All'uscire dal palazzo, per fuggire il vento che soffiava sul fiume, l'aspro libeccio, Miss Bell condusse le sue amiche per le vecchie vie strette, dalle case di pietra scura, che bruscamente s'aprono sull'orizzonte, in cui, nella purezza dell'aria, ride una collina, con tre alberi gracili. Camminavano, e Viviana mostrava alla sua amica, sulle facciate sordide da cui pendevano degli stracci rossi, qualche gioiello di marmo, una Vergine, un giglio, una Santa Caterina in una nicchia a conchiglia. Andarono per quelle stradette dell'antica città, fino alla chiesa d'Or San Michele, in cui Dechartre doveva ritrovarle. Teresa pensava a lui, adesso, con un'attenzione interessata e minuziosa. La signora Marmet pensava a cercare una veletta; le avevano fatto sperare di trovarne una sul Corso. Quest'affare le ricordò una distrazione del signor Lagrange che, un giorno, nelle sue lezioni pubbliche, sulla cattedra, levò dalla tasca una veletta a pisellini d'oro e si asciugò la fronte, credendo di servirsi del suo fazzoletto. Gli uditori erano sorpresi, e mormoravano. Era la veletta che gli aveva dato, la vigilia, sua nipote, la signorina Giovanna Michot, che aveva accompagnato al concerto. E la signora Marmet spiegò come, trovandola nella tasca del suo soprabito, l'avesse presa, pensando di restituirla a sua nipote; e come, per distrazione, l'avesse spiegata e agitata sopra gli ascoltatori che sorridevano.
Al nome di Lagrange, Teresa si ricordò la stella fiammeggiante annunziata dallo scienziato, e si disse con una tristezza ironica che sarebbe il momento che venisse a distruggere il mondo, per levarla d'imbarazzo. Ma, al disopra dei muri preziosi della vecchia chiesa, vide il cielo, che, spazzato, dal vento di mare, luceva d'un azzurro pallido e crudele. Miss Bell gli mostrò una di quelle statue di bronzo che, nelle loro nicchie cesellate, ornano la facciata della chiesa.
– Guardate, darling, come questo San Giorgio è giovane e fiero. San Giorgio era in altri tempi il cavaliere di cui sognavano le fanciulle.
E voi sapete che Giulietta, vedendo Romeo esclamò: «Davvero, è un bel San Giorgio!»
Ma darling gli trovava un'aria corretta, annoiata, testarda. In quel momento si ricordò ad un tratto della lettera rimasta nella sua borsetta.
– Mi par di vedere il signor Dechartre – disse la buona signora Marmet.
Egli le aveva cercate in chiesa, davanti al tabernacolo dell'Orcagna. Avrebbe dovuto ricordarsi l'irresistibile attrattiva che San Giorgio esercitava su Miss Bell. Anch'egli ammirava quella figura famosa; ma preferiva San Marco, rustico e fiero, che si poteva vedere nella sua nicchia, a sinistra, verso quel vicolo su cui passa un massiccio arco a vôlta, appoggiato alla vecchia casa dei Cardatori di lana.

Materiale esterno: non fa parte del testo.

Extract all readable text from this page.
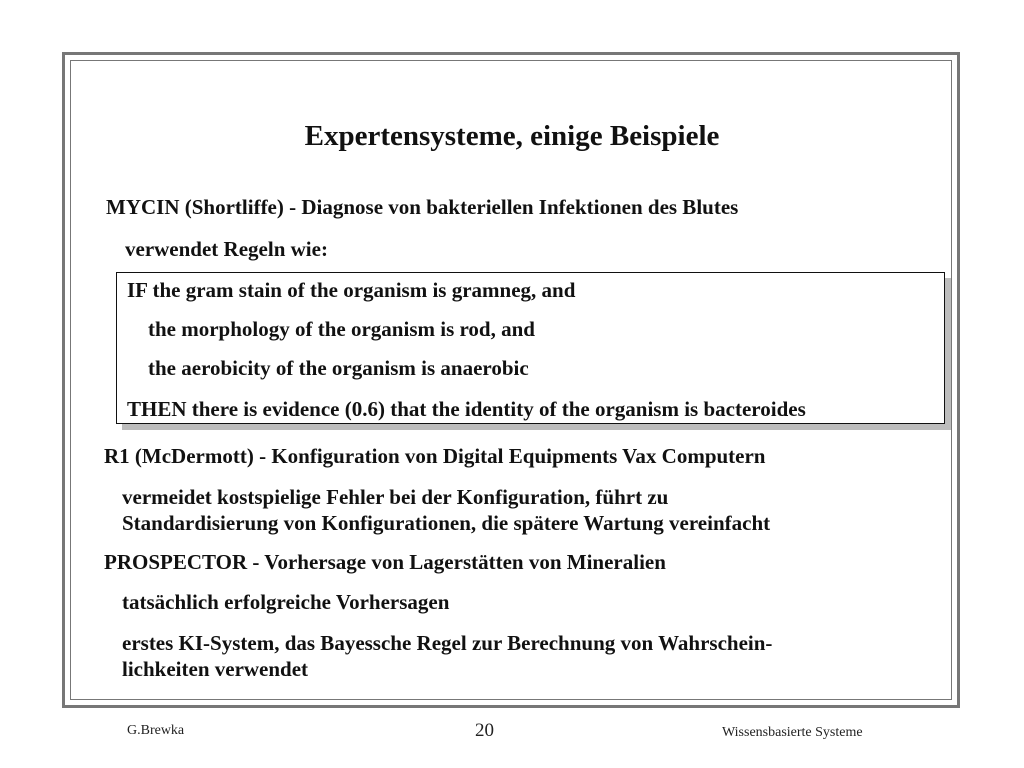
Expertensysteme, einige Beispiele
MYCIN (Shortliffe) - Diagnose von bakteriellen Infektionen des Blutes
verwendet Regeln wie:
IF the gram stain of the organism is gramneg, and
the morphology of the organism is rod, and
the aerobicity of the organism is anaerobic
THEN there is evidence (0.6) that the identity of the organism is bacteroides
R1 (McDermott) - Konfiguration von Digital Equipments Vax Computern
vermeidet kostspielige Fehler bei der Konfiguration, führt zu
Standardisierung von Konfigurationen, die spätere Wartung vereinfacht
PROSPECTOR - Vorhersage von Lagerstätten von Mineralien
tatsächlich erfolgreiche Vorhersagen
erstes KI-System, das Bayessche Regel zur Berechnung von Wahrschein-
lichkeiten verwendet
G.Brewka	20	Wissensbasierte Systeme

Avvicinandosi alla statua ch'egli designava, Teresa scoprì una cassetta per le lettere contro il muro della stretta strada in faccia al Santo. Dechartre; intanto, essendosi messo nel punto conveniente per vedere il suo buon San Marco, parlava di lui con eloquente amicizia.
– È a lui che faccio la mia prima visita, appena arrivato a Firenze. Ho mancato una sola volta. Egli me lo perdonerà: è un uomo eccellente. Non è troppo apprezzato dalla folla e non attira l'attenzione. Quanto a me, amo la sua compagnia. Sembra vivente. Comprendo come, dopo avergli dato un'anima, Donatello abbia esclamato: «Marco, perchè non parli?»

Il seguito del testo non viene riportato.